Вопреки желанию мужа ее отношения с Танеевым продолжались. Вернувшись с холодами в Москву, Софья Андреевна начала брать у него уроки музыки. Иногда она по-свойски заезжала к нему в гости.
Толстой страдал. «Вчера сижу за столом и чувствую, что я и гувернантка — мы оба одинаково лишние, и нам обоим одинаково тяжело, — записал он в дневнике 12 января 1897 года. - Разговоры об игре Дузе, Гофмана, шутки, наряды, сладкая еда идут мимо нас, через нас. И так каждый день и целый день... Бывает в жизни у других хоть что-нибудь серьезное, человеческое — ну, наука, служба, учительство, докторство, малые дети, не говорю уж заработок или служение людям, а тут ничего, кроме игры всякого рода и жранья, и старческий flirtation9 или еще хуже. Отвратительно. Пишу с тем, чтобы знали хоть после моей смерти. Теперь же нельзя говорить. Хуже глухих — кричащие. Она больна, это правда, но болезнь-то такая, которую принимают за здоровье и поддерживают в ней, а не лечат. Что из этого выйдет, чем кончится?»

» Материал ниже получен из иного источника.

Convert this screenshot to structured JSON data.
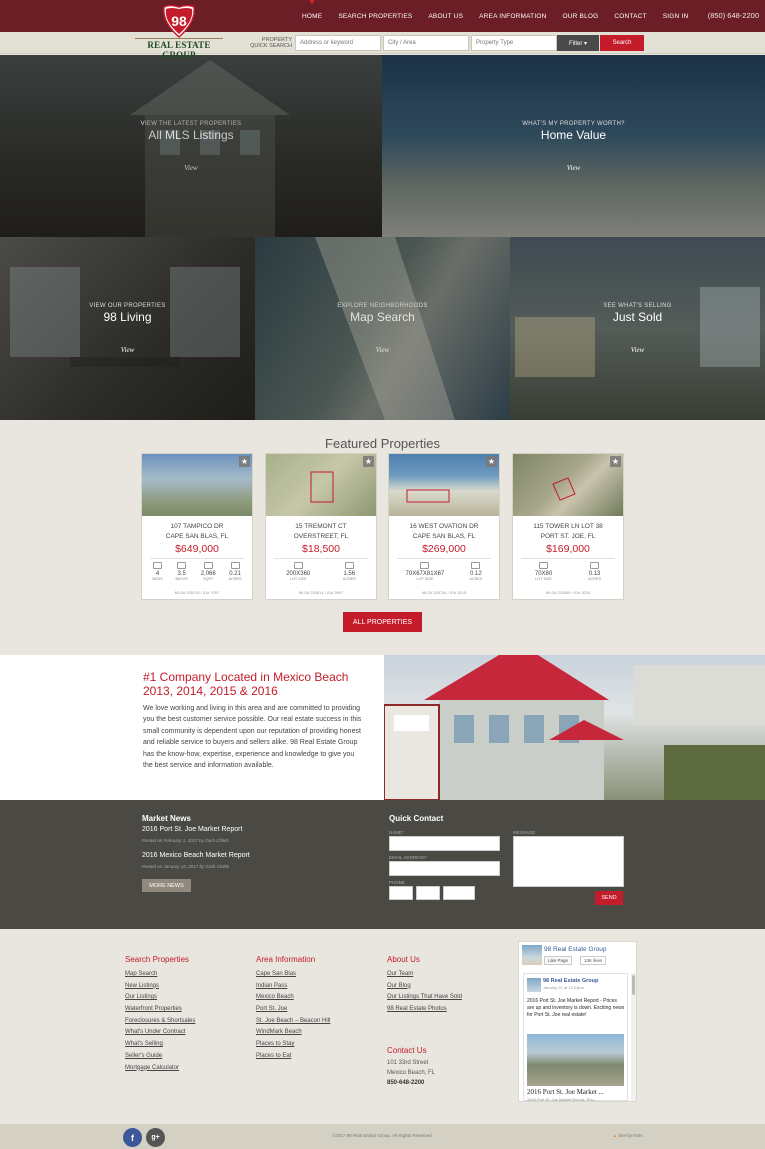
{
  "header": {
    "logo_number": "98",
    "logo_text": "REAL ESTATE GROUP",
    "nav": [
      "HOME",
      "SEARCH PROPERTIES",
      "ABOUT US",
      "AREA INFORMATION",
      "OUR BLOG",
      "CONTACT",
      "SIGN IN"
    ],
    "phone": "(850) 648-2200"
  },
  "quick_search": {
    "label_line1": "PROPERTY",
    "label_line2": "QUICK SEARCH",
    "address_placeholder": "Address or keyword",
    "city_placeholder": "City / Area",
    "type_placeholder": "Property Type",
    "filter_label": "Filter ▾",
    "search_label": "Search"
  },
  "tiles": [
    {
      "sub": "VIEW THE LATEST PROPERTIES",
      "title": "All MLS Listings",
      "link": "View"
    },
    {
      "sub": "WHAT'S MY PROPERTY WORTH?",
      "title": "Home Value",
      "link": "View"
    },
    {
      "sub": "VIEW OUR PROPERTIES",
      "title": "98 Living",
      "link": "View"
    },
    {
      "sub": "EXPLORE NEIGHBORHOODS",
      "title": "Map Search",
      "link": "View"
    },
    {
      "sub": "SEE WHAT'S SELLING",
      "title": "Just Sold",
      "link": "View"
    }
  ],
  "featured": {
    "title": "Featured Properties",
    "cards": [
      {
        "street": "107 TAMPICO DR",
        "city": "CAPE SAN BLAS, FL",
        "price": "$649,000",
        "stats": [
          {
            "v": "4",
            "l": "BEDS"
          },
          {
            "v": "3.5",
            "l": "BATHS"
          },
          {
            "v": "2,066",
            "l": "SQFT"
          },
          {
            "v": "0.21",
            "l": "ACRES"
          }
        ],
        "mls": "MLS# 255219 / ID# 7057"
      },
      {
        "street": "15 TREMONT CT",
        "city": "OVERSTREET, FL",
        "price": "$18,500",
        "stats": [
          {
            "v": "200X360",
            "l": "LOT SIZE"
          },
          {
            "v": "1.56",
            "l": "ACRES"
          }
        ],
        "mls": "MLS# 255814 / ID# 3897"
      },
      {
        "street": "16 WEST OVATION DR",
        "city": "CAPE SAN BLAS, FL",
        "price": "$269,000",
        "stats": [
          {
            "v": "70X67X81X67",
            "l": "LOT SIZE"
          },
          {
            "v": "0.12",
            "l": "ACRES"
          }
        ],
        "mls": "MLS# 255784 / ID# 3015"
      },
      {
        "street": "115 TOWER LN LOT 38",
        "city": "PORT ST. JOE, FL",
        "price": "$169,000",
        "stats": [
          {
            "v": "70X80",
            "l": "LOT SIZE"
          },
          {
            "v": "0.13",
            "l": "ACRES"
          }
        ],
        "mls": "MLS# 252689 / ID# 3029"
      }
    ],
    "all_button": "ALL PROPERTIES"
  },
  "about": {
    "heading": "#1 Company Located in Mexico Beach 2013, 2014, 2015 & 2016",
    "body": "We love working and living in this area and are committed to providing you the best customer service possible. Our real estate success in this small community is dependent upon our reputation of providing honest and reliable service to buyers and sellers alike. 98 Real Estate Group has the know-how, expertise, experience and knowledge to give you the best service and information available."
  },
  "market_news": {
    "heading": "Market News",
    "items": [
      {
        "title": "2016 Port St. Joe Market Report",
        "meta": "Posted on February 1, 2017 by Zach Childs"
      },
      {
        "title": "2016 Mexico Beach Market Report",
        "meta": "Posted on January 12, 2017 by Zach Childs"
      }
    ],
    "more_button": "MORE NEWS"
  },
  "quick_contact": {
    "heading": "Quick Contact",
    "name_label": "NAME*",
    "email_label": "EMAIL ADDRESS*",
    "phone_label": "PHONE",
    "message_label": "MESSAGE",
    "send_button": "SEND"
  },
  "footer": {
    "search_heading": "Search Properties",
    "search_links": [
      "Map Search",
      "New Listings",
      "Our Listings",
      "Waterfront Properties",
      "Foreclosures & Shortsales",
      "What's Under Contract",
      "What's Selling",
      "Seller's Guide",
      "Mortgage Calculator"
    ],
    "area_heading": "Area Information",
    "area_links": [
      "Cape San Blas",
      "Indian Pass",
      "Mexico Beach",
      "Port St. Joe",
      "St. Joe Beach – Beacon Hill",
      "WindMark Beach",
      "Places to Stay",
      "Places to Eat"
    ],
    "about_heading": "About Us",
    "about_links": [
      "Our Team",
      "Our Blog",
      "Our Listings That Have Sold",
      "98 Real Estate Photos"
    ],
    "contact_heading": "Contact Us",
    "contact_street": "101 33rd Street",
    "contact_city": "Mexico Beach, FL",
    "contact_phone": "850-648-2200"
  },
  "facebook": {
    "page_name": "98 Real Estate Group",
    "like_label": "Like Page",
    "likes": "13K likes",
    "post_author": "98 Real Estate Group",
    "post_date": "January 21 at 12:23pm",
    "post_text": "2016 Port St. Joe Market Report - Prices are up and inventory is down. Exciting news for Port St. Joe real estate!",
    "post_title": "2016 Port St. Joe Market ...",
    "post_sub": "2016 Port St. Joe Market Report. Pric..."
  },
  "bottom": {
    "facebook_glyph": "f",
    "google_glyph": "g+",
    "copyright": "©2017 98 Real Estate Group. All Rights Reserved.",
    "credit": "Site by KMA"
  }
}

«...Хочется уйти от этой скверной, унизительной жизни, — писал он на другой день. — Думал и особенно больно и нехорошо то, что после того, как я всем божеским, служением Богу жизнью, раздачей именья, уходом из семьи, пожертвовал для того, чтобы не нарушить любовь, — вместо этой любви должен присутствовать при унизительном сумасшествии».
Стоило Софье Андреевне отправиться в Петербург, где должен был состояться концерт Танеева, как вслед ей понеслись слова мужа-обличителя: «Ужасно больно и унизительно стыдно, что чуждый совсем и не нужный и ни в каком смысле не интересный человек руководит нашей жизнью, отравляет последние года или год нашей жизни, унизительно и мучительно, что надо справляться, когда, куда он едет, какие репетиции, когда играет.

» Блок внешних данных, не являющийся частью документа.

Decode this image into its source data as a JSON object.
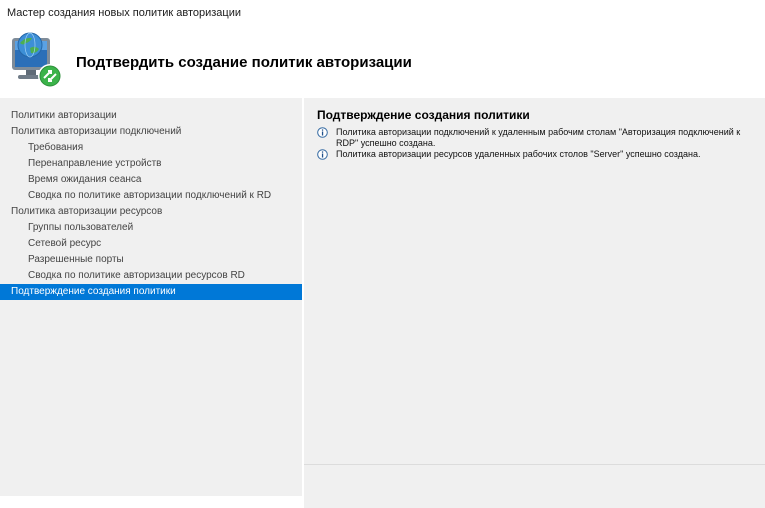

Это ужасно, ужасно, отвратительно и постыдно. И происходит это именно в конце нашей жизни — прожитой хорошо, чисто, именно тогда, когда мы все больше и больше сближались, несмотря на все, что могло разделять нас... вдруг вместо такого естественного, доброго, радостного завершения 35-летней жизни эта отвратительная гадость, наложившая на все свою ужасную печать. Я знаю, что тебе тяжело и что ты тоже страдаешь, потому что ты любишь меня и хочешь быть хорошею, но ты до сих пор не можешь, и мне ужасно жаль тебя, потому что я люблю тебя самой хорошей не плотской и не рассудочной, а душевной любовью».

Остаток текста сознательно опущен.